Primitive Type Spelling

Question

If Sigil moves away from Unicode primitive type glyphs, should primitive types use:

  • lowercase ASCII: int, float, bool, string, char, unit, never
  • capitalized ASCII: Int, Float, Bool, String, Char, Unit, Never

Current findings

Token cost

Using the repo tokenizer harness:

  • lowercase and capitalized ASCII primitive names are tied on token cost
  • this is true in standalone form and in simple typed contexts like x:int vs x:Int
  • the meaningful token-cost win is ASCII over Unicode, not lowercase over capitalized

Representative results:

| Pair | Standalone | Typed context | |---|---|---| | int vs Int | tied across all local tokenizers | tied across all local tokenizers | | float vs Float | tied across all local tokenizers | tied across all local tokenizers | | bool vs Bool | tied across all local tokenizers | tied across all local tokenizers | | string vs String | tied across all local tokenizers | tied across all local tokenizers | | char vs Char | tied across all local tokenizers | tied across all local tokenizers | | unit vs Unit | tied across all local tokenizers | tied across all local tokenizers | | never vs Never | tied across all local tokenizers | tied across all local tokenizers |

Notes:

  • openai_cl100k_base is exact in the local benchmark harness
  • the Llama and Anthropic numbers are local heuristic proxies, so they are directional only

Language-design tradeoff

Once Unicode is removed, this becomes a canonicality and readability decision rather than a tokenizer decision.

Lowercase benefits:

  • matches the rest of Sigil's keyword-heavy surface
  • visually distinguishes built-in primitives from user-defined types
  • aligns with many languages where primitive/builtin types are keyword-like
  • avoids making primitives look nominal

Capitalized benefits:

  • makes all types visually uniform
  • reinforces "types look like types" in prose and examples
  • aligns with the internal AST names already used by the compiler (PrimitiveName::Int, Bool, etc.)

Recommendation

Prefer lowercase ASCII primitive names:

int, float, bool, string, char, unit, never

Reasoning:

  1. Token cost does not justify capitalized forms.
  2. Lowercase better communicates that these are built-in language primitives, not user-defined nominal types.
  3. It preserves a useful visual distinction between:

- built-in primitive vocabulary - user-defined types like User, Todo, Result

  1. It keeps Sigil's surface more keyword-like and regular.

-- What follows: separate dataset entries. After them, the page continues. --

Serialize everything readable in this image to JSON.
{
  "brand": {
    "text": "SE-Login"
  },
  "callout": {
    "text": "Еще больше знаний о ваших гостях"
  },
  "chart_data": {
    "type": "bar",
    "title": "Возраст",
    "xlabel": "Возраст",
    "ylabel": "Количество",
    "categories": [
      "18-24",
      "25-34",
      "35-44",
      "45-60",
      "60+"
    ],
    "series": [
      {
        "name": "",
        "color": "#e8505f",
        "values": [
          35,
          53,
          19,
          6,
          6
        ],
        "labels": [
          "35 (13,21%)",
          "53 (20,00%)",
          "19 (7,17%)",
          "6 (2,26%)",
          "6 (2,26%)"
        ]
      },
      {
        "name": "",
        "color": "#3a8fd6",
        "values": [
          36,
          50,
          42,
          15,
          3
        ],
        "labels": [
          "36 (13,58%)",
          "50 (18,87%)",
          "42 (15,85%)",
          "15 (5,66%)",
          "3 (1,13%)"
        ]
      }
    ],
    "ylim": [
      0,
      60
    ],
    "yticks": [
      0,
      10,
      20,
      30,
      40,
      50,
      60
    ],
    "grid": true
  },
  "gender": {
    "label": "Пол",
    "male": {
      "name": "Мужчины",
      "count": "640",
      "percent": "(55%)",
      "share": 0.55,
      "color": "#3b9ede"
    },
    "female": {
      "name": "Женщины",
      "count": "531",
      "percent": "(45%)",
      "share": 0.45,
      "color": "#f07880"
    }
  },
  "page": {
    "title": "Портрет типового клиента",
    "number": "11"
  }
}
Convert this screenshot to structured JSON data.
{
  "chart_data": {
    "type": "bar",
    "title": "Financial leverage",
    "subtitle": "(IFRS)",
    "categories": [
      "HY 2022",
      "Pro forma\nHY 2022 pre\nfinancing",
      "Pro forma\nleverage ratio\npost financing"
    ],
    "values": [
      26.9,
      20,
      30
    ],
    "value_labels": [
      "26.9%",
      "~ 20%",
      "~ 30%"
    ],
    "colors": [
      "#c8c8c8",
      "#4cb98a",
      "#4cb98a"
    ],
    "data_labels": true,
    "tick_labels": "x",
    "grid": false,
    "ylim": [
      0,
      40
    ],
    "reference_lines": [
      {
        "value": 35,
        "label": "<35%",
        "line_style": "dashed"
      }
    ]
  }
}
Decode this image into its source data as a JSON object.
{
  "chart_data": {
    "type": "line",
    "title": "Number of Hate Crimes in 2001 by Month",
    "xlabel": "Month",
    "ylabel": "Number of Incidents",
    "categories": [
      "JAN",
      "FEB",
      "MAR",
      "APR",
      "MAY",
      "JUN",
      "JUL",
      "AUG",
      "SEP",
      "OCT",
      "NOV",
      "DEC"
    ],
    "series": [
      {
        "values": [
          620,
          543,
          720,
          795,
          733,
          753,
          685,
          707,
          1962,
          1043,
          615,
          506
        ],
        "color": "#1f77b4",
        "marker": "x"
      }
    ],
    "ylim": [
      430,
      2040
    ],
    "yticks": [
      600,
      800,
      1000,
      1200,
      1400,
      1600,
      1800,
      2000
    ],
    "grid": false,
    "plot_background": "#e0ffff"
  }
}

If the project instead decides that "all types should look alike" is the stronger aesthetic rule, then capitalized forms are acceptable from a tokenizer perspective. This is a style choice, not a cost choice.

Migration scope

This rename is mechanically straightforward but broad.

Expected touchpoints:

  • lexer token definitions for primitive type spellings
  • parser primitive-type matching
  • typechecker error formatting
  • syntax docs and spec examples
  • stdlib signatures
  • examples and projects
  • test fixtures and parser/typechecker tests
  • benchmarks that currently assume Unicode primitive spellings

Current codebase indicators:

  • lexer currently hard-codes Unicode primitive tokens
  • parser maps those tokens to PrimitiveName::{Int,Float,Bool,String,Char,Unit}
  • typechecker diagnostics currently render Unicode names
  • there are more than 1500 Unicode primitive occurrences outside compiler internals that would need source updates

Suggested implementation order

  1. Decide the canonical ASCII spellings.
  2. Update lexer tokens and parser acceptance.
  3. Update diagnostic rendering.
  4. Update docs/spec/reference material.
  5. Rewrite stdlib, examples, fixtures, and projects.
  6. Re-run benchmark and compiler tests.

Non-goal

Do not support both Unicode and ASCII primitive spellings long-term.

That would directly weaken Sigil's canonical-syntax goal.